Workshop: review-revise-gated
Goal: find review and revision arrangements that reliably produce the kinds of improvements we made manually to the session-history note, then codify those arrangements as reusable instructions.
Status: active. Using the gate-based review system. Gates are copied into gates/ for experiment isolation.
Materials
baseline.md— the note as of3450a4f(2026-03-20), before any editstarget.md— the note after manual review and revision (2026-03-25)change-catalogue.md— 16 named changes across 4 categories (accessibility, clarity, structure, cosmetic), each with baseline text, problem, and desired directiongates/— local copy of review gates, organized by bundle (accessibility, complexity, frontmatter, prose, semantic, sentence, structural)
Instructions
run-review.md— apply gates to baseline.md, write per-bundle review files to a run directoryrun-revise.md— revise baseline.md based on review findings, write revised note to run directory
Experiment protocol
- Start from
baseline.md - Run
run-review.mdwith the desired bundles, writing to a new run directory - Run
run-revise.mdon the review findings, writingrevised.mdto the same run directory - Score the result against
change-catalogue.md→{run}/scores.md
Scoring
Each experimental run scores against the change catalogue:
- Hit — makes a change in the same direction (not necessarily identical text)

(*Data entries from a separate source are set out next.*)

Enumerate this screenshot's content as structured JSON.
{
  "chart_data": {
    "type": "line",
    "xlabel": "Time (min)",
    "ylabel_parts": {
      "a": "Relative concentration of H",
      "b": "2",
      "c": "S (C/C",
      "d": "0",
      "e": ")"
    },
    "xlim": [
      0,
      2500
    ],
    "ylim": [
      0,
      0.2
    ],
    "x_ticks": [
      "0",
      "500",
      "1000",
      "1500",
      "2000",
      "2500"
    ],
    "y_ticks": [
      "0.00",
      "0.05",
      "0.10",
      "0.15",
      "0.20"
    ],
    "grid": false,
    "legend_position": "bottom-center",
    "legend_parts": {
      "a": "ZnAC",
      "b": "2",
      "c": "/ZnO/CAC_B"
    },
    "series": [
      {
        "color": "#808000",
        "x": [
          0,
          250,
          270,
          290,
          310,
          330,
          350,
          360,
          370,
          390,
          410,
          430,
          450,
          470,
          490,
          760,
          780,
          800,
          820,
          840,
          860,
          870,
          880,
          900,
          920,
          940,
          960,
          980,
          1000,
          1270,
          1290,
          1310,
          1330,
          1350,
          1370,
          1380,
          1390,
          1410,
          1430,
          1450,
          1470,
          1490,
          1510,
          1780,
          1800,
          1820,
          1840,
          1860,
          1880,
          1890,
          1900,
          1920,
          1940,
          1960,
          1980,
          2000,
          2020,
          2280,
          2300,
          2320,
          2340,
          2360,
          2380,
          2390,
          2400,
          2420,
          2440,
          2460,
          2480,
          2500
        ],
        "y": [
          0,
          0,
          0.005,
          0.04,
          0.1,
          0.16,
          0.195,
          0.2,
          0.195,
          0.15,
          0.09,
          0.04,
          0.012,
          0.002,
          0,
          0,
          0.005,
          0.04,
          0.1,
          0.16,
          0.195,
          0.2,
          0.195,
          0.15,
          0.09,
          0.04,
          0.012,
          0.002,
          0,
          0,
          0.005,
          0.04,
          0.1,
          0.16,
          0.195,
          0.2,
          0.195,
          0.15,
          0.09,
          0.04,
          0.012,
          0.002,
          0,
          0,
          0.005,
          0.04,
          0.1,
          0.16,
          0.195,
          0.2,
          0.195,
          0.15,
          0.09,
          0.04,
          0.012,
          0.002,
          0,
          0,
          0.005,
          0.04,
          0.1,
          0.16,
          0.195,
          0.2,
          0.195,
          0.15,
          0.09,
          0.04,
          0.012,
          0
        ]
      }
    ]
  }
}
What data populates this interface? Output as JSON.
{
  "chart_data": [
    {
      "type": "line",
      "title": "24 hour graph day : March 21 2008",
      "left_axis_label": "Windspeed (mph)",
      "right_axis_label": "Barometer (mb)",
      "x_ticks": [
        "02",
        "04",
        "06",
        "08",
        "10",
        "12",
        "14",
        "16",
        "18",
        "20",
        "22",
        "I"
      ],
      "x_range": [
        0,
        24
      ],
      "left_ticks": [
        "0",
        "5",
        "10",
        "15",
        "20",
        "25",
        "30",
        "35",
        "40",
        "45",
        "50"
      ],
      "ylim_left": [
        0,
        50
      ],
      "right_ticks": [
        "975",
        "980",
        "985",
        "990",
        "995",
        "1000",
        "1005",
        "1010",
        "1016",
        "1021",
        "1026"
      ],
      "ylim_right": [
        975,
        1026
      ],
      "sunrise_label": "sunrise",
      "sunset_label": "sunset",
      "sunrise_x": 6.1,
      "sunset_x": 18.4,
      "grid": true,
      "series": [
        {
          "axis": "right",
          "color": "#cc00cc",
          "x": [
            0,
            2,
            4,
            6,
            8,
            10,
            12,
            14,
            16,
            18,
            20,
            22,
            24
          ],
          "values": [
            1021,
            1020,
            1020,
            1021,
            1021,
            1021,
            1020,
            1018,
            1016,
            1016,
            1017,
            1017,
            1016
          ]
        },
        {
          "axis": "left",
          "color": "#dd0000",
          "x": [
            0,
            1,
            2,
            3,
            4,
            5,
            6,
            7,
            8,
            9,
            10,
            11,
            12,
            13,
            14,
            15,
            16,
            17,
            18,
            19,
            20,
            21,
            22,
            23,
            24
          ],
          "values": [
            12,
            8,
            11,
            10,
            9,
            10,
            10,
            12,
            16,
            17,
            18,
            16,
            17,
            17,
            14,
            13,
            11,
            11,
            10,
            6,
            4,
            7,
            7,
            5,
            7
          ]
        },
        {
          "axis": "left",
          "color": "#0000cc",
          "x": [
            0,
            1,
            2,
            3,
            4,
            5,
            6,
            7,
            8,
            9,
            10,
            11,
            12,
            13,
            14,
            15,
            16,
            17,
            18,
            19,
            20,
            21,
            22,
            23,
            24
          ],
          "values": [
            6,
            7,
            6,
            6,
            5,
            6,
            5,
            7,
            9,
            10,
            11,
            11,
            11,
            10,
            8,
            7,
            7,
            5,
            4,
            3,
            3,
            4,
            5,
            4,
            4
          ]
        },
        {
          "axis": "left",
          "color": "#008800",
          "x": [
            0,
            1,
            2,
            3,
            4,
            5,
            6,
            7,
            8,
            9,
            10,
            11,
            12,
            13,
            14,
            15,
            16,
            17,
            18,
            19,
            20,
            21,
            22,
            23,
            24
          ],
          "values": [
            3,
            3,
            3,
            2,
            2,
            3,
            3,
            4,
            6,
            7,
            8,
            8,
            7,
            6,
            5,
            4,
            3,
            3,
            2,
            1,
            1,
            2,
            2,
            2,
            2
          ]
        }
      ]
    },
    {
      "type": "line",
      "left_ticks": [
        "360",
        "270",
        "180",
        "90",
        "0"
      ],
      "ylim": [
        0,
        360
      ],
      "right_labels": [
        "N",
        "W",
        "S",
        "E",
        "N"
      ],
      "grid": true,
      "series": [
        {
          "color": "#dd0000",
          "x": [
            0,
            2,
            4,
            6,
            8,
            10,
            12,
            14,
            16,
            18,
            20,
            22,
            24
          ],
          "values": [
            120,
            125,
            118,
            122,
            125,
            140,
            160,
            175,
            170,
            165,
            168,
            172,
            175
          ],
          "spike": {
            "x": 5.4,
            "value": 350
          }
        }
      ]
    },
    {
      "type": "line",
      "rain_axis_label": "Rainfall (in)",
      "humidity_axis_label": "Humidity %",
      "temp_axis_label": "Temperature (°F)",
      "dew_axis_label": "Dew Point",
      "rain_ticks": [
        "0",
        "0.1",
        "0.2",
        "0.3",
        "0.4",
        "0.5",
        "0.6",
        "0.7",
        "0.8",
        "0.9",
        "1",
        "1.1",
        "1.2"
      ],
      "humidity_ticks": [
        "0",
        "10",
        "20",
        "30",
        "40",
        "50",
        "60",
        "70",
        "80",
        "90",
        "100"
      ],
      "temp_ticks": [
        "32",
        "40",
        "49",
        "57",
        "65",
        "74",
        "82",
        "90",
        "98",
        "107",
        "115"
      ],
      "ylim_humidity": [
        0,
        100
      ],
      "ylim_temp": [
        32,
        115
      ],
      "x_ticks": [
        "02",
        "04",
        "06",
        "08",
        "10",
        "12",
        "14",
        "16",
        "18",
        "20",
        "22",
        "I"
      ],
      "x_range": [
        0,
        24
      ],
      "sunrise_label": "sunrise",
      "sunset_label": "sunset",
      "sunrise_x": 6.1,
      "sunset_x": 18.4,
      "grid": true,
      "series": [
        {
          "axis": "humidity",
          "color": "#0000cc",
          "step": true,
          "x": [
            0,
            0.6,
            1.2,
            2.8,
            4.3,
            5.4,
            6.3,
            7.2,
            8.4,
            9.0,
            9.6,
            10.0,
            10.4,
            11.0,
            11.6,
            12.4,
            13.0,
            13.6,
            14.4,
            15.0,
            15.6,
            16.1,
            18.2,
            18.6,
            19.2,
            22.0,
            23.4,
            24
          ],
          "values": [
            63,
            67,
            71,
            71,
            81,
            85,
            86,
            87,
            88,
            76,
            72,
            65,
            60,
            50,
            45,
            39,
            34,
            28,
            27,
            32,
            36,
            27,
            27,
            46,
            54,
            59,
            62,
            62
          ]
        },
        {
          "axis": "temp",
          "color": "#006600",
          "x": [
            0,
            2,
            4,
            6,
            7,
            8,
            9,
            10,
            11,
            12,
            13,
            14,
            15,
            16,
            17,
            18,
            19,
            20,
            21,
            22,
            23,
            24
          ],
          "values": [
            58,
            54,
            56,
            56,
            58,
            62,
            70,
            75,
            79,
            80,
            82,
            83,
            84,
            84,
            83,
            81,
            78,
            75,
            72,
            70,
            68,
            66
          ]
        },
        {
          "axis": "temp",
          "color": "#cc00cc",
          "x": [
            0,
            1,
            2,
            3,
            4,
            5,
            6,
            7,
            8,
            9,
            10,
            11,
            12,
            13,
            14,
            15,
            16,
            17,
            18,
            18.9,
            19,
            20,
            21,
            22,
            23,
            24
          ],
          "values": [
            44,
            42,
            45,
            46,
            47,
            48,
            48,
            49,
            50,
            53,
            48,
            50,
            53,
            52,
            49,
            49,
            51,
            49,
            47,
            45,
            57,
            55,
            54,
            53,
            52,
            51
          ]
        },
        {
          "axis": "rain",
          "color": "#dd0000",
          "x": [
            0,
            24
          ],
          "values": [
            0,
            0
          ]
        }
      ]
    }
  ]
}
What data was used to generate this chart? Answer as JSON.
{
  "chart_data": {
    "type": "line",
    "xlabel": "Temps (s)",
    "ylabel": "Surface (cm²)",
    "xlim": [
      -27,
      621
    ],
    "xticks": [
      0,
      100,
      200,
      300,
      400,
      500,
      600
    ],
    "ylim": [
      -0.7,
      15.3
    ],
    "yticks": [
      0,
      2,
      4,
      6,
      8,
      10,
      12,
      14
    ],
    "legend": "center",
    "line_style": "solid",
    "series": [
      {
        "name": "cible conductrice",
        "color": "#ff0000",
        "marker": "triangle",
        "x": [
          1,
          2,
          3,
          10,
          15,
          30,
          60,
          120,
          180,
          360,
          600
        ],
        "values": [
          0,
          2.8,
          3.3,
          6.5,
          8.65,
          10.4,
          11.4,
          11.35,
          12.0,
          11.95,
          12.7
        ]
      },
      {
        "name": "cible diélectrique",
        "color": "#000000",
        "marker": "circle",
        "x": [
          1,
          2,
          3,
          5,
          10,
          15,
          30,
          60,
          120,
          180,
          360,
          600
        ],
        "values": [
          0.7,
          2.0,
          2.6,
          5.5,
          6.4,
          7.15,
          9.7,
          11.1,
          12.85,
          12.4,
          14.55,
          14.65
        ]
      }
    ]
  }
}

- Miss — doesn't catch the problem
- Mistake — introduces a new problem or moves in the wrong direction
The score is: hits / 16 for coverage, with mistakes as a separate penalty count. A good arrangement has high hits, zero mistakes.
Results
Summary across all runs
Early runs (01-04) used monolithic review instructions. Runs 05-08 used the gate system. Run data for 01-07 was removed; run-08 is the current baseline.
| Metric | Runs 01-02 (monolithic) | Runs 03-04 (v2 monolithic) | Runs 05-07 (gates) | Run-08 (gates, tuned) |
|---|---|---|---|---|
| Revision hits | 6 | 11-12 | 9-11 | 11 |
| Wrong direction | 0-1 | 0-1 | 0 | 0 |
| Factual errors | 0-1 | 0 | 0 | 0 |
| Detection (WARN+INFO) | 2-9 | 11 | 9-14 | 14 |
Run-08: current gate system
34 gates across 7 bundles. Key gate additions from the experiment:
- prose/bridge-paragraph-duplication — split from redundant-restatement to force separate checking
- sentence/concept-attribution — catches prose claims about what linked notes contain
- sentence/clause-packing — catches revision bloat (sentences overloaded with clauses)
Revision: 11/16 hits, 0 wrong-direction, 0 factual errors.
Detection: 14/16. Two items undetected (S2 merge sections, S3 compress taxonomy). Two items detected but not fixed: C3 at INFO (concept-attribution), S1 partially fixed (bridge paragraph trimmed but not deleted).
See run-08/scores.md for per-change scoring and run-08/gate-noise-audit.md for gate reliability analysis.
Remaining gaps
- S2 (merge sections) — no gate checks for section-merging opportunities
- S3 (compress taxonomy) — complexity gates consistently approve the taxonomy; completeness gate pushes toward expansion (wrong direction). Irreducible editorial judgment
- S1 (bridge paragraph) — detected but revision trimmed wrong part. Detection solved; revision quality is the bottleneck
- C3 (concept attribution) — detected at INFO, needs WARN to trigger action
Key findings
Gate granularity matters. Decomposing monolithic reviews into individual gates makes it possible to improve individual checks, add new checks, and select relevant subsets per note.
Separate gates for separate patterns. When two failure modes share a gate, the reviewer satisfies the gate by finding either one. Splitting redundant-restatement into section-opening and bridge-paragraph gates was necessary to catch S1.
Exhaustive-checking language helps. Adding "report all instances, not just the first" to gate tests improved detection coverage.
Severity thresholds drive revision behavior. The reviser treats WARN as actionable and INFO as optional. Five gates have unstable severity (framing-mismatch, general-before-specific, unidentified-references, redundant-restatement, confidence-miscalibration) — they flip WARN/INFO across runs on the same baseline. The noise audit (run-08/gate-noise-audit.md) documents specific threshold fixes.
Competing findings create wrong-direction risk. The completeness-boundary-cases gate correctly detects taxonomy gaps but recommends expansion when compression is the right fix. The gate now includes guidance to consider compression before recommending expansion.
Detection ceiling: 14/16. Revision ceiling: ~12/16. The two undetected items (S2, S3) are editorial judgments that resist gate formulation. Iteration (reviewing revised output again) can recover 1 additional hit, as demonstrated in early runs.